Read The Road. Imagine Mad Max meets No County For Old Men (a novel also by Cormac McCarthy) but with a father and son set-up that rips your heart out over and over without ever getting schmaltzy. Not even once, and that's saying something. McCarthy could teach Hemingway a thing or two about the economy of language. It was the first time I ever felt a physical pain in my chest caused by words the writer didn't include. McCarthy plays with your ears, so you hear things the characters don't say on the page, and sometimes you're deafened by their silences, too. The text itself is scant, but the thick subtext (midtext?) makes you read the book more slowly, like a great basketball player who knows how to control the tempo on both sides of the court. When I finished I was so full of feeling it reminded me of the kind of passion I could manage as a teenager, only the book indulges (and even exhorts) an adult recognition of nuance so that I can't understand, let alone articulate, exactly which direction these feelings are pulling. When you finish it, please post a description of your emotional reaction here, so I can use your road map to navigate my own.

Time Limit: Read by 11/26/08
(The cast looks amazing. Charlize Theron, Robert Duvall, Guy Pierce, Viggo Mortensen. At the height of their powers, these folks might be able to convey a lot of what's going on inside these characters. But then we miss out on the prose. Plus, they'll need someone with Robert Duvall's skill and resume to play the four or five-year-old boy. Macaulay Culkin will not do.)

Okay, well, now I've managed Infrequent and Long. If you still have any free time left, read both these books.

Favorite Novels to Assign for Creative Writing Class

Okay, world, I have another favor to ask:
This next year, for my Creative Writing Class, I'm going to assign some independent novel projects to students. I need some titles that I can put on my list. Here's what I'm looking for:

1. First and foremost, the book must be an example of truly exceptional writing; not just a great story and an important book in its historical context, but something so well written that students can learn from the style and quality of the prose.

2. The novel has to be appropriate for high school students (and something that won't freak their parents out).
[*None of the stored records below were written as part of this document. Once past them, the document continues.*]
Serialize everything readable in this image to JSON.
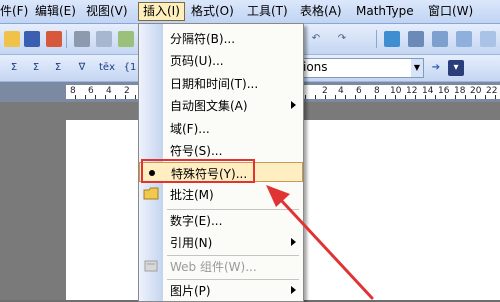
{
  "menubar": {
    "items": [
      {
        "label": "件(F)"
      },
      {
        "label": "编辑(E)"
      },
      {
        "label": "视图(V)"
      },
      {
        "label": "插入(I)"
      },
      {
        "label": "格式(O)"
      },
      {
        "label": "工具(T)"
      },
      {
        "label": "表格(A)"
      },
      {
        "label": "MathType"
      },
      {
        "label": "窗口(W)"
      }
    ],
    "active_item": "插入(I)"
  },
  "toolbar": {
    "style_combo_value": "ions",
    "icons": [
      "open-icon",
      "save-icon",
      "permission-icon",
      "print-icon",
      "print-preview-icon",
      "spelling-icon",
      "undo-icon",
      "redo-icon",
      "hyperlink-icon",
      "tables-icon",
      "insert-table-icon",
      "columns-icon"
    ],
    "row2_glyphs": [
      "Σ",
      "Σ",
      "Σ",
      "∇",
      "tēx",
      "{1"
    ]
  },
  "ruler": {
    "numbers": [
      "8",
      "6",
      "4",
      "2",
      "",
      "2",
      "4",
      "6",
      "8",
      "10",
      "12",
      "14",
      "16",
      "18",
      "20",
      "22"
    ]
  },
  "insert_menu": {
    "items": [
      {
        "label": "分隔符(B)...",
        "submenu": false,
        "disabled": false,
        "icon": ""
      },
      {
        "label": "页码(U)...",
        "submenu": false,
        "disabled": false,
        "icon": ""
      },
      {
        "label": "日期和时间(T)...",
        "submenu": false,
        "disabled": false,
        "icon": ""
      },
      {
        "label": "自动图文集(A)",
        "submenu": true,
        "disabled": false,
        "icon": ""
      },
      {
        "label": "域(F)...",
        "submenu": false,
        "disabled": false,
        "icon": ""
      },
      {
        "label": "符号(S)...",
        "submenu": false,
        "disabled": false,
        "icon": ""
      },
      {
        "label": "特殊符号(Y)...",
        "submenu": false,
        "disabled": false,
        "icon": "special-symbol-icon",
        "highlighted": true
      },
      {
        "label": "批注(M)",
        "submenu": false,
        "disabled": false,
        "icon": "comment-icon"
      },
      {
        "label": "数字(E)...",
        "submenu": false,
        "disabled": false,
        "icon": ""
      },
      {
        "label": "引用(N)",
        "submenu": true,
        "disabled": false,
        "icon": ""
      },
      {
        "label": "Web 组件(W)...",
        "submenu": false,
        "disabled": true,
        "icon": "web-component-icon"
      },
      {
        "label": "图片(P)",
        "submenu": true,
        "disabled": false,
        "icon": ""
      }
    ]
  },
  "colors": {
    "annotation_red": "#e03434",
    "menu_highlight": "#ffeec2",
    "menubar": "#c1d4f3"
  }
}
I think Nabakov's Lolita is one of the best examples of English prose ever, but I'm not going to fight that battle with the parents or the school board. Also, I really enjoy Umberto Eco, but I'm not going to assign him to a sixteen-year-old. So don't try to show off by recommending Joyce' Ulysses.
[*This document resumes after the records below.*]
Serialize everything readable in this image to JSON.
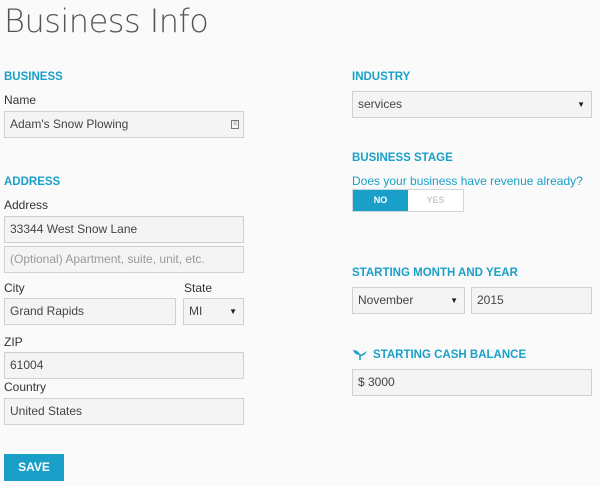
{
  "page": {
    "title": "Business Info"
  },
  "business": {
    "heading": "BUSINESS",
    "name_label": "Name",
    "name_value": "Adam's Snow Plowing"
  },
  "address": {
    "heading": "ADDRESS",
    "address_label": "Address",
    "line1_value": "33344 West Snow Lane",
    "line2_placeholder": "(Optional) Apartment, suite, unit, etc.",
    "city_label": "City",
    "city_value": "Grand Rapids",
    "state_label": "State",
    "state_value": "MI",
    "zip_label": "ZIP",
    "zip_value": "61004",
    "country_label": "Country",
    "country_value": "United States"
  },
  "industry": {
    "heading": "INDUSTRY",
    "value": "services"
  },
  "stage": {
    "heading": "BUSINESS STAGE",
    "question": "Does your business have revenue already?",
    "options": [
      "NO",
      "YES"
    ],
    "selected": "NO"
  },
  "start": {
    "heading": "STARTING MONTH AND YEAR",
    "month_value": "November",
    "year_value": "2015"
  },
  "cash": {
    "heading": "STARTING CASH BALANCE",
    "value": "$ 3000"
  },
  "actions": {
    "save_label": "SAVE"
  },
  "colors": {
    "accent": "#1aa0c8"
  }
}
3. The novel can't be a part of any other class' curriculum. Give me lots of suggestions so I can eliminate some and still have plenty to work with.

4. Ideally, it's something I've read. Of course, I can always pick it up if it sounds like a winner.
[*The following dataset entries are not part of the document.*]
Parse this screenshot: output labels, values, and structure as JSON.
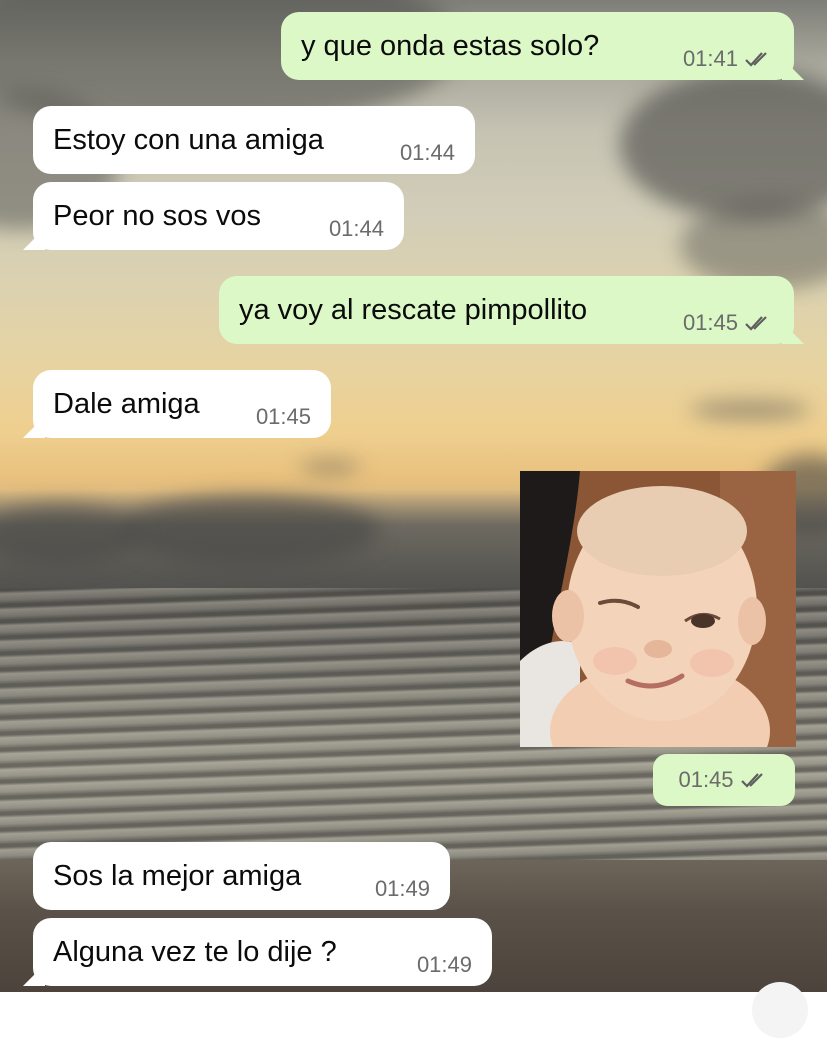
{
  "messages": [
    {
      "direction": "outgoing",
      "text": "y que onda estas solo?",
      "time": "01:41",
      "status_icon": "double-check-icon"
    },
    {
      "direction": "incoming",
      "text": "Estoy con una amiga",
      "time": "01:44"
    },
    {
      "direction": "incoming",
      "text": "Peor no sos vos",
      "time": "01:44"
    },
    {
      "direction": "outgoing",
      "text": "ya voy al rescate pimpollito",
      "time": "01:45",
      "status_icon": "double-check-icon"
    },
    {
      "direction": "incoming",
      "text": "Dale amiga",
      "time": "01:45"
    },
    {
      "direction": "outgoing",
      "type": "image",
      "image_description": "baby winking photo",
      "time": "01:45",
      "status_icon": "double-check-icon"
    },
    {
      "direction": "incoming",
      "text": "Sos la mejor amiga",
      "time": "01:49"
    },
    {
      "direction": "incoming",
      "text": "Alguna vez te lo dije ?",
      "time": "01:49"
    }
  ],
  "colors": {
    "outgoing_bubble": "#dcf8c6",
    "incoming_bubble": "#ffffff",
    "timestamp": "#6b6b6b",
    "text": "#0b0b0b"
  },
  "wallpaper": "beach-sunset"
}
So far, I'm thinking about
For Whom the Bell Tolls
A Prayer for Owen Meany
Catch-22
Lord of the Flies
and maybe, maybe The God of Small Things (think kids could handle that one? Think their parents would agree?)
It's been a long time since I've read I Know Why The Caged Bird Sings. I remember being deeply affected by the book, but without a copy handy I can't remember the quality of the prose. Anybody have a take on that one?

Any suggestions would be welcome. Thanks, world.

Free Rice

While I'm promoting free online quizzes, please check out http://www.freerice.com/ . On this site, you answer multiple choice questions about the definitions of words. If you're a word lover (or "logophile") like me, this is just fun, but here's the really cool part: For every word you identify correctly, someone in the third world gets twenty grains of rice. I racked up 3800 with the help of my Creative Writing class today. (We had some down-time between units and someone recommended the site.) It's addictive, educational, and philanthropic. Who could imagine anything better?

http://www.freerice.com/

Again, feel free to brag about your best scores in the comments section here.